Non era quello che voleva fare!

Ma quello era diventato il suo lavoro, e aveva imparato a farlo al meglio perché, se delle vite finivano, altre invece dipendevano da lui.

Come adesso, che lo hanno mandato a cercare una squadra di uomini rimasti isolati in cima al passo. Deve individuarli e poi segnalarne la presenza all’elicottero di salvataggio. Ma prima di tutto deve cercare di non attirare l’attenzione dei ribelli, quelle piccole formiche che si aggrappano disperatamente alla terra ma che sanno anche reagire con forza. Gli scappa da ridere al pensiero delle formiche della barzelletta, quelle che, per combattere un elefante che ogni giorno calpestava il loro formicaio distruggendolo senza pietà, si erano accordate per attaccarlo tutte insieme; il giorno dopo, al grido di “addosso!” le formiche si erano lanciate sull’enorme bestia, ma una sgrullata di proboscide le aveva fatte cascare tutte. Tutte tranne una, rimasta caparbiamente aggrappata al collo del pachiderma, e allora le altre, da terra, avevano cominciato a strillarle: “Strozzalo, strozzalo!”.

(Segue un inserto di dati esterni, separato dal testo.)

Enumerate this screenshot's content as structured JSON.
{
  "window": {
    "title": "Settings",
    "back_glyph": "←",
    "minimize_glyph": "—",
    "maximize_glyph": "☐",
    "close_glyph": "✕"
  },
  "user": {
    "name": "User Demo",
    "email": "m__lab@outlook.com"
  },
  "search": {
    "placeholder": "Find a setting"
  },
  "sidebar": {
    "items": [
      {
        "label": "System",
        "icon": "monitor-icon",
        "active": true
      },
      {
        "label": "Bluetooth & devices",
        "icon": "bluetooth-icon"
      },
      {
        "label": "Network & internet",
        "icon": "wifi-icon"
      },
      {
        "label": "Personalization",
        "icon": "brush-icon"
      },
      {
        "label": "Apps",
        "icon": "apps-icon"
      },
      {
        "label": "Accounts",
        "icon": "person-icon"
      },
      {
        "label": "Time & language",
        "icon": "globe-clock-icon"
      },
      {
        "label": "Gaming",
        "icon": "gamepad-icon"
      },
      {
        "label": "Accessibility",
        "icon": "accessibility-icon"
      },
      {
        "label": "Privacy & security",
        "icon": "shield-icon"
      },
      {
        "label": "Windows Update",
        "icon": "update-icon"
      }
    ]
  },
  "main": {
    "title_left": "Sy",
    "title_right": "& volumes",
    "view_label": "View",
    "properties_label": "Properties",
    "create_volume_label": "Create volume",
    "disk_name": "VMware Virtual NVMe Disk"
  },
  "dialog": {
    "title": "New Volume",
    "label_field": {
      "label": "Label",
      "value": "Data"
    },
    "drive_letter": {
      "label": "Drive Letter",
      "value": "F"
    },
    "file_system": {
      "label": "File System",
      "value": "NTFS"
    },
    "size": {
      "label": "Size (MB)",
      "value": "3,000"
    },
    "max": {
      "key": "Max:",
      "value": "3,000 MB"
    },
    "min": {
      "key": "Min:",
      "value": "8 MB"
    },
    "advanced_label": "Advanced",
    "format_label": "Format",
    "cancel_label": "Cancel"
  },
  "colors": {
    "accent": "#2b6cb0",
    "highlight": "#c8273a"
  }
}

La risata gli gorgoglia in gola, ma Aaron sa che non può distrarsi, deve restare concentrato se vuole portare a termine con successo la sua missione. E così torna a scrutare il terreno alla ricerca di un segnale, un segnale qualsiasi: sassi disposti a formare un cerchio o una croce, un mucchio di rami al centro di una radura, una maglia militare appesa a un qualche bastone, agitata dal vento che muove i rami degli alberi.

Ridacchia nuovamente, ripensando alle formiche e alla loro assurda testardaggine, quando d’un tratto qualcosa alla sua destra attrae la sua attenzione, tra i cespugli gli pare di scorgere una sagoma umana che agita qualcosa, un braccio si muove verso di lui. Ma è già andato troppo oltre e così deve virare, torna indietro, con la coda del’occhio vede un bagliore salire da terra verso di lui, poi una luce violenta lo travolge da dietro, da dove si trova il serbatoio… Che succede? gira il capo, cerca di capire… e la luna si spegne.